O vírus não poupa ninguém, mas os mais pobres sofrerão mais. Foto: Carl de Souza/AFP

A revelação do perfil da primeira vítima fatal do coronavírus no Brasil pode dar o resumo do que pode ser a tragédia do coronavírus no país: uma doença introduzida por ricos no país — que viajaram para o exterior –, mas que matará, sobretudo, os mais pobres.

Manoel Messias Freitas Filho, de 62 anos, era porteiro aposentado, o que permite a conclusão de que tinha uma vida modesta. Tão modesta que o hospital onde estava internado avisou primeiramente a imprensa ou às autoridades sanitárias antes de comunicar o óbito à família.

Se fosse alguém de classe média alta ou rica, isso jamais aconteceria.

“Cheguei em casa depois que enterrei meu irmão e foi na televisão que vi a causa da morte. Falta de respeito e humanidade com a gente”, disse a irmã, em reportagem publicada no UOL.

O senhor Manoel Messias não é tipo de pessoa que tem condições financeiras para viajar ao exterior — possivelmente, nunca saiu do Brasil. era um homem doente.

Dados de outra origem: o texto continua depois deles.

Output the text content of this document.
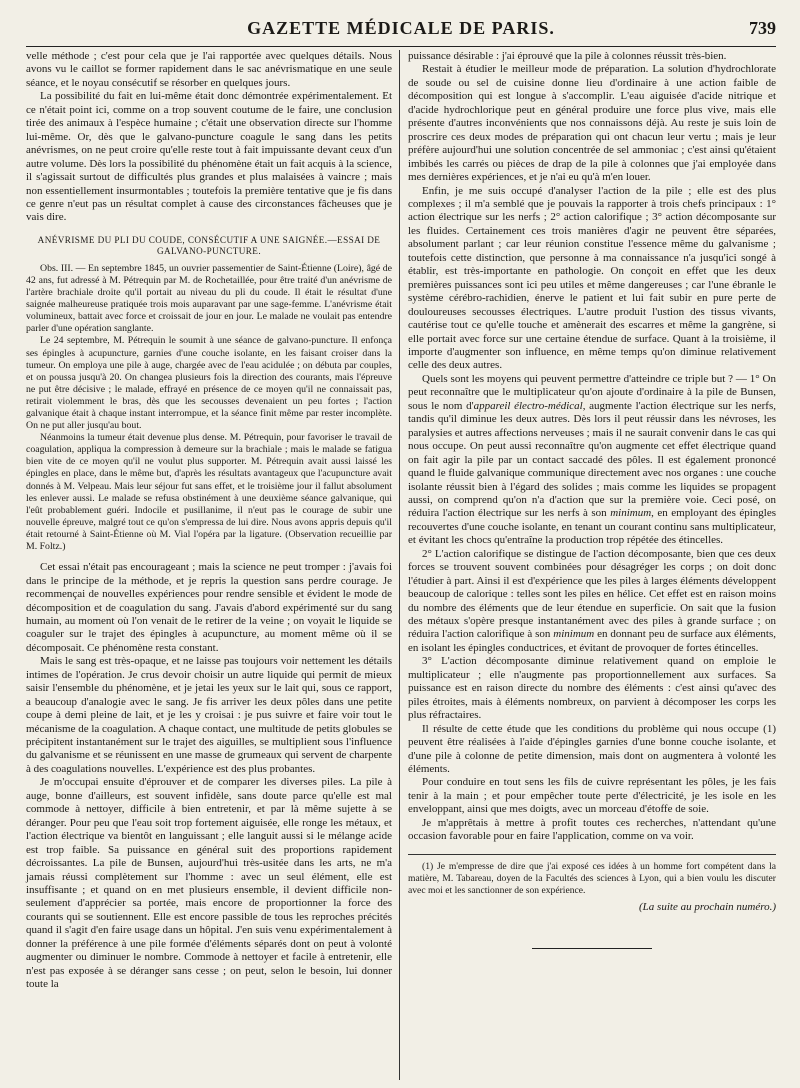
GAZETTE MÉDICALE DE PARIS.	739

velle méthode ; c'est pour cela que je l'ai rapportée avec quelques détails. Nous avons vu le caillot se former rapidement dans le sac anévrismatique en une seule séance, et le noyau consécutif se résorber en quelques jours.

La possibilité du fait en lui-même était donc démontrée expérimentalement. Et ce n'était point ici, comme on a trop souvent coutume de le faire, une conclusion tirée des animaux à l'espèce humaine ; c'était une observation directe sur l'homme lui-même. Or, dès que le galvano-puncture coagule le sang dans les petits anévrismes, on ne peut croire qu'elle reste tout à fait impuissante devant ceux d'un autre volume. Dès lors la possibilité du phénomène était un fait acquis à la science, il s'agissait surtout de difficultés plus grandes et plus malaisées à vaincre ; mais non essentiellement insurmontables ; toutefois la première tentative que je fis dans ce genre n'eut pas un résultat complet à cause des circonstances fâcheuses que je vais dire.

ANÉVRISME DU PLI DU COUDE, CONSÉCUTIF A UNE SAIGNÉE.—ESSAI DE GALVANO-PUNCTURE.

Obs. III. — En septembre 1845, un ouvrier passementier de Saint-Étienne (Loire), âgé de 42 ans, fut adressé à M. Pétrequin par M. de Rochetaillée, pour être traité d'un anévrisme de l'artère brachiale droite qu'il portait au niveau du pli du coude. Il était le résultat d'une saignée malheureuse pratiquée trois mois auparavant par une sage-femme. L'anévrisme était volumineux, battait avec force et croissait de jour en jour. Le malade ne voulait pas entendre parler d'une opération sanglante.

Le 24 septembre, M. Pétrequin le soumit à une séance de galvano-puncture. Il enfonça ses épingles à acupuncture, garnies d'une couche isolante, en les faisant croiser dans la tumeur. On employa une pile à auge, chargée avec de l'eau acidulée ; on débuta par couples, et on poussa jusqu'à 20. On changea plusieurs fois la direction des courants, mais l'épreuve ne put être décisive ; le malade, effrayé en présence de ce moyen qu'il ne connaissait pas, retirait violemment le bras, dès que les secousses devenaient un peu fortes ; l'action galvanique était à chaque instant interrompue, et la séance finit même par rester incomplète. On ne put aller jusqu'au bout.

Néanmoins la tumeur était devenue plus dense. M. Pétrequin, pour favoriser le travail de coagulation, appliqua la compression à demeure sur la brachiale ; mais le malade se fatigua bien vite de ce moyen qu'il ne voulut plus supporter. M. Pétrequin avait aussi laissé les épingles en place, dans le même but, d'après les résultats avantageux que l'acupuncture avait donnés à M. Velpeau. Mais leur séjour fut sans effet, et le troisième jour il fallut absolument les enlever aussi. Le malade se refusa obstinément à une deuxième séance galvanique, qui l'eût probablement guéri. Indocile et pusillanime, il n'eut pas le courage de subir une nouvelle épreuve, malgré tout ce qu'on s'empressa de lui dire. Nous avons appris depuis qu'il était retourné à Saint-Étienne où M. Vial l'opéra par la ligature. (Observation recueillie par M. Foltz.)

Cet essai n'était pas encourageant ; mais la science ne peut tromper : j'avais foi dans le principe de la méthode, et je repris la question sans perdre courage. Je recommençai de nouvelles expériences pour rendre sensible et évident le mode de décomposition et de coagulation du sang. J'avais d'abord expérimenté sur du sang humain, au moment où l'on venait de le retirer de la veine ; on voyait le liquide se coaguler sur le trajet des épingles à acupuncture, au moment même où il se décomposait. Ce phénomène resta constant.

Mais le sang est très-opaque, et ne laisse pas toujours voir nettement les détails intimes de l'opération. Je crus devoir choisir un autre liquide qui permit de mieux saisir l'ensemble du phénomène, et je jetai les yeux sur le lait qui, sous ce rapport, a beaucoup d'analogie avec le sang. Je fis arriver les deux pôles dans une petite coupe à demi pleine de lait, et je les y croisai : je pus suivre et faire voir tout le mécanisme de la coagulation. A chaque contact, une multitude de petits globules se précipitent instantanément sur le trajet des aiguilles, se multiplient sous l'influence du galvanisme et se réunissent en une masse de grumeaux qui servent de charpente à des coagulations nouvelles. L'expérience est des plus probantes.

Je m'occupai ensuite d'éprouver et de comparer les diverses piles. La pile à auge, bonne d'ailleurs, est souvent infidèle, sans doute parce qu'elle est mal commode à nettoyer, difficile à bien entretenir, et par là même sujette à se déranger. Pour peu que l'eau soit trop fortement aiguisée, elle ronge les métaux, et l'action électrique va bientôt en languissant ; elle languit aussi si le mélange acide est trop faible. Sa puissance en général suit des proportions rapidement décroissantes. La pile de Bunsen, aujourd'hui très-usitée dans les arts, ne m'a jamais réussi complètement sur l'homme : avec un seul élément, elle est insuffisante ; et quand on en met plusieurs ensemble, il devient difficile non-seulement d'apprécier sa portée, mais encore de proportionner la force des courants qui se soutiennent. Elle est encore passible de tous les reproches précités quand il s'agit d'en faire usage dans un hôpital. J'en suis venu expérimentalement à donner la préférence à une pile formée d'éléments séparés dont on peut à volonté augmenter ou diminuer le nombre. Commode à nettoyer et facile à entretenir, elle n'est pas exposée à se déranger sans cesse ; on peut, selon le besoin, lui donner toute la

puissance désirable : j'ai éprouvé que la pile à colonnes réussit très-bien.

Restait à étudier le meilleur mode de préparation. La solution d'hydrochlorate de soude ou sel de cuisine donne lieu d'ordinaire à une action faible de décomposition qui est longue à s'accomplir. L'eau aiguisée d'acide nitrique et d'acide hydrochlorique peut en général produire une force plus vive, mais elle présente d'autres inconvénients que nos connaissons déjà. Au reste je suis loin de proscrire ces deux modes de préparation qui ont chacun leur vertu ; mais je leur préfère aujourd'hui une solution concentrée de sel ammoniac ; c'est ainsi qu'étaient imbibés les carrés ou pièces de drap de la pile à colonnes que j'ai employée dans mes dernières expériences, et je n'ai eu qu'à m'en louer.

Enfin, je me suis occupé d'analyser l'action de la pile ; elle est des plus complexes ; il m'a semblé que je pouvais la rapporter à trois chefs principaux : 1° action électrique sur les nerfs ; 2° action calorifique ; 3° action décomposante sur les fluides. Certainement ces trois manières d'agir ne peuvent être séparées, absolument parlant ; car leur réunion constitue l'essence même du galvanisme ; toutefois cette distinction, que personne à ma connaissance n'a jusqu'ici songé à établir, est très-importante en pathologie. On conçoit en effet que les deux premières puissances sont ici peu utiles et même dangereuses ; car l'une ébranle le système cérébro-rachidien, énerve le patient et lui fait subir en pure perte de douloureuses secousses électriques. L'autre produit l'ustion des tissus vivants, cautérise tout ce qu'elle touche et amènerait des escarres et même la gangrène, si elle portait avec force sur une certaine étendue de surface. Quant à la troisième, il importe d'augmenter son influence, en même temps qu'on diminue relativement celle des deux autres.

Quels sont les moyens qui peuvent permettre d'atteindre ce triple but ? — 1° On peut reconnaître que le multiplicateur qu'on ajoute d'ordinaire à la pile de Bunsen, sous le nom d'appareil électro-médical, augmente l'action électrique sur les nerfs, tandis qu'il diminue les deux autres. Dès lors il peut réussir dans les névroses, les paralysies et autres affections nerveuses ; mais il ne saurait convenir dans le cas qui nous occupe. On peut aussi reconnaître qu'on augmente cet effet électrique quand on fait agir la pile par un contact saccadé des pôles. Il est également prononcé quand le fluide galvanique communique directement avec nos organes : une couche isolante réussit bien à l'égard des solides ; mais comme les liquides se propagent aussi, on comprend qu'on n'a d'action que sur la première voie. Ceci posé, on réduira l'action électrique sur les nerfs à son minimum, en employant des épingles recouvertes d'une couche isolante, en tenant un courant continu sans multiplicateur, et évitant les chocs qu'entraîne la production trop répétée des étincelles.

2° L'action calorifique se distingue de l'action décomposante, bien que ces deux forces se trouvent souvent combinées pour désagréger les corps ; on doit donc l'étudier à part. Ainsi il est d'expérience que les piles à larges éléments développent beaucoup de calorique : telles sont les piles en hélice. Cet effet est en raison moins du nombre des éléments que de leur étendue en superficie. On sait que la fusion des métaux s'opère presque instantanément avec des piles à grande surface ; on réduira l'action calorifique à son minimum en donnant peu de surface aux éléments, en isolant les épingles conductrices, et évitant de provoquer de fortes étincelles.

3° L'action décomposante diminue relativement quand on emploie le multiplicateur ; elle n'augmente pas proportionnellement aux surfaces. Sa puissance est en raison directe du nombre des éléments : c'est ainsi qu'avec des piles étroites, mais à éléments nombreux, on parvient à décomposer les corps les plus réfractaires.

Il résulte de cette étude que les conditions du problème qui nous occupe (1) peuvent être réalisées à l'aide d'épingles garnies d'une bonne couche isolante, et d'une pile à colonne de petite dimension, mais dont on augmentera à volonté les éléments.

Pour conduire en tout sens les fils de cuivre représentant les pôles, je les fais tenir à la main ; et pour empêcher toute perte d'électricité, je les isole en les enveloppant, ainsi que mes doigts, avec un morceau d'étoffe de soie.

Je m'apprêtais à mettre à profit toutes ces recherches, n'attendant qu'une occasion favorable pour en faire l'application, comme on va voir.

(1) Je m'empresse de dire que j'ai exposé ces idées à un homme fort compétent dans la matière, M. Tabareau, doyen de la Facultés des sciences à Lyon, qui a bien voulu les discuter avec moi et les sanctionner de son expérience.

(La suite au prochain numéro.)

Segundo a irmã, ele não saia muito porque tinha problemas de circulação e passava boa parte do tempo de meias especiais com as pernas para cima.

Tinha trombose, diabetes e eripsela.

O vírus que chegou ao Brasil por alguém que viajou à Ásia ou à Europa vai matar muito mais gente com esse perfil, com a saúde fragilizada por falta de cuidado adequado, que é decorrente de falta de condições financeiras ou de qualidade de vida mais precária.

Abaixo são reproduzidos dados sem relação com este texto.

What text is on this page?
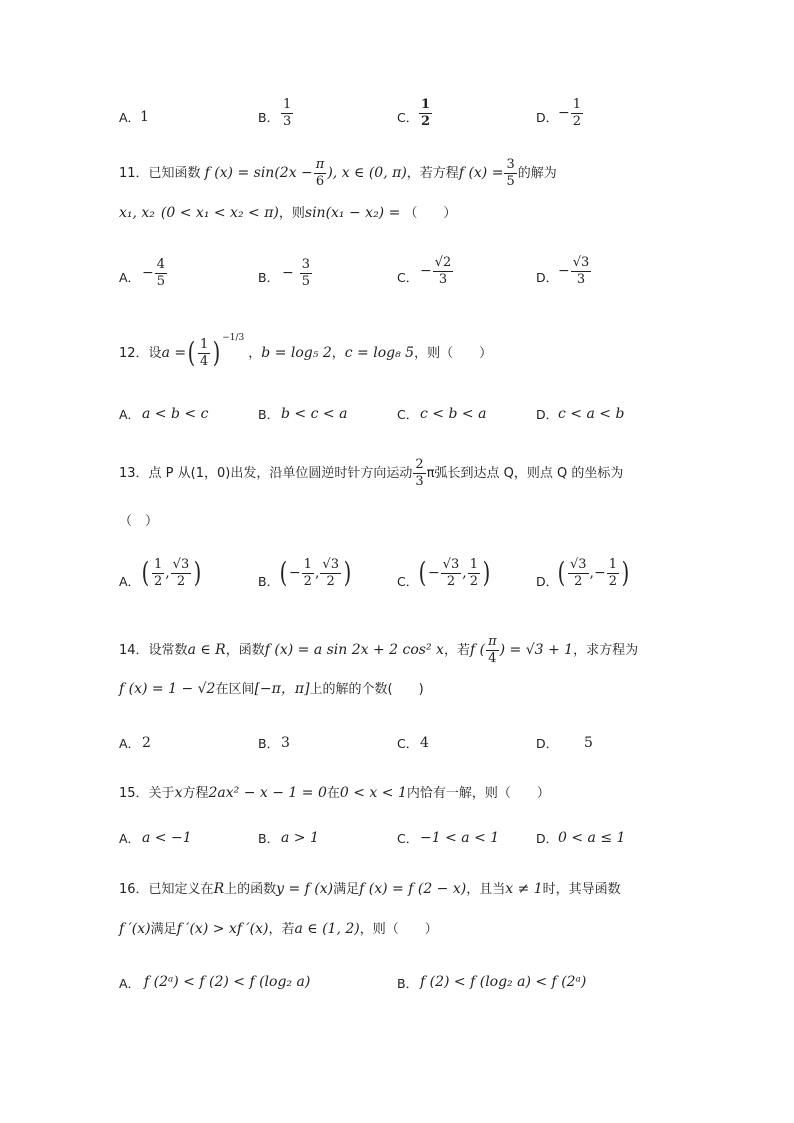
A． 1	B． $\frac{1}{3}$	C． $\frac{1}{2}$	D． − $\frac{1}{2}$
11． 已知函数 f $(x) = \sin(2x - \frac{\pi}{6}$ ), x ∈ (0, π) ，若方程 f $(x) = \frac{3}{5}$ 的解为
x₁, x₂ (0 < x₁ < x₂ < π) ，则 sin(x₁ − x₂) = （　　）
A． − $\frac{4}{5}$	B． − $\frac{3}{5}$	C． − $\frac{√2}{3}$	D． − $\frac{√3}{3}$
12． 设 a = ( $\frac{1}{4}$ ) −1/3
， b = log₅ 2 ， c = log₈ 5 ，则（　　）
A． a < b < c	B． b < c < a	C． c < b < a	D． c < a < b
13． 点 P 从(1，0)出发，沿单位圆逆时针方向运动 $\frac{2}{3}$ π弧长到达点 Q，则点 Q 的坐标为
（　）
A． ( $\frac{1}{2}$ , $\frac{√3}{2}$ )	B． ( − $\frac{1}{2}$ , $\frac{√3}{2}$ )	C． ( − $\frac{√3}{2}$ , $\frac{1}{2}$ )	D． ( $\frac{√3}{2}$ , − $\frac{1}{2}$ )
14． 设常数 a ∈ R ，函数 f (x) = a sin 2x + 2 cos² x ，若 f ( $\frac{\pi}{4}$ ) = √3 + 1 ，求方程为
f (x) = 1 − √2 在区间 [−π，π] 上的解的个数(　　)
A． 2	B． 3	C． 4	D． 5
15． 关于 x 方程 2ax² − x − 1 = 0 在 0 < x < 1 内恰有一解，则（　　）
A． a < −1	B． a > 1	C． −1 < a < 1	D． 0 < a ≤ 1
16． 已知定义在 R 上的函数 y = f (x) 满足 f (x) = f (2 − x) ，且当 x ≠ 1 时，其导函数
f ′(x) 满足 f ′(x) > xf ′(x) ，若 a ∈ (1, 2) ，则（　　）
A． f (2ᵃ) < f (2) < f (log₂ a)	B． f (2) < f (log₂ a) < f (2ᵃ)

Não quer dizer que não morrerão ricos no Brasil por conta do coronavírus. Morrerão, mas os meios de que dispõem para enfrentar a doença são infinitamente melhores, a começar pelo próprio estilo de vida.

Manoel, que contraiu o vírus trazido de fora, foi provavelmente o vetor da transmissão para mais quatro pessoa da família — a mãe, o pai e dois irmãos.

Seu enterro foi tão triste que faltou gente para segurar na alça no caixão. Seu Manuel não pode virar estatística. Ele é um indicador de que no Brasil o coronavírus terá um aliado forte: as difíceis condições de vida da maior parte da população.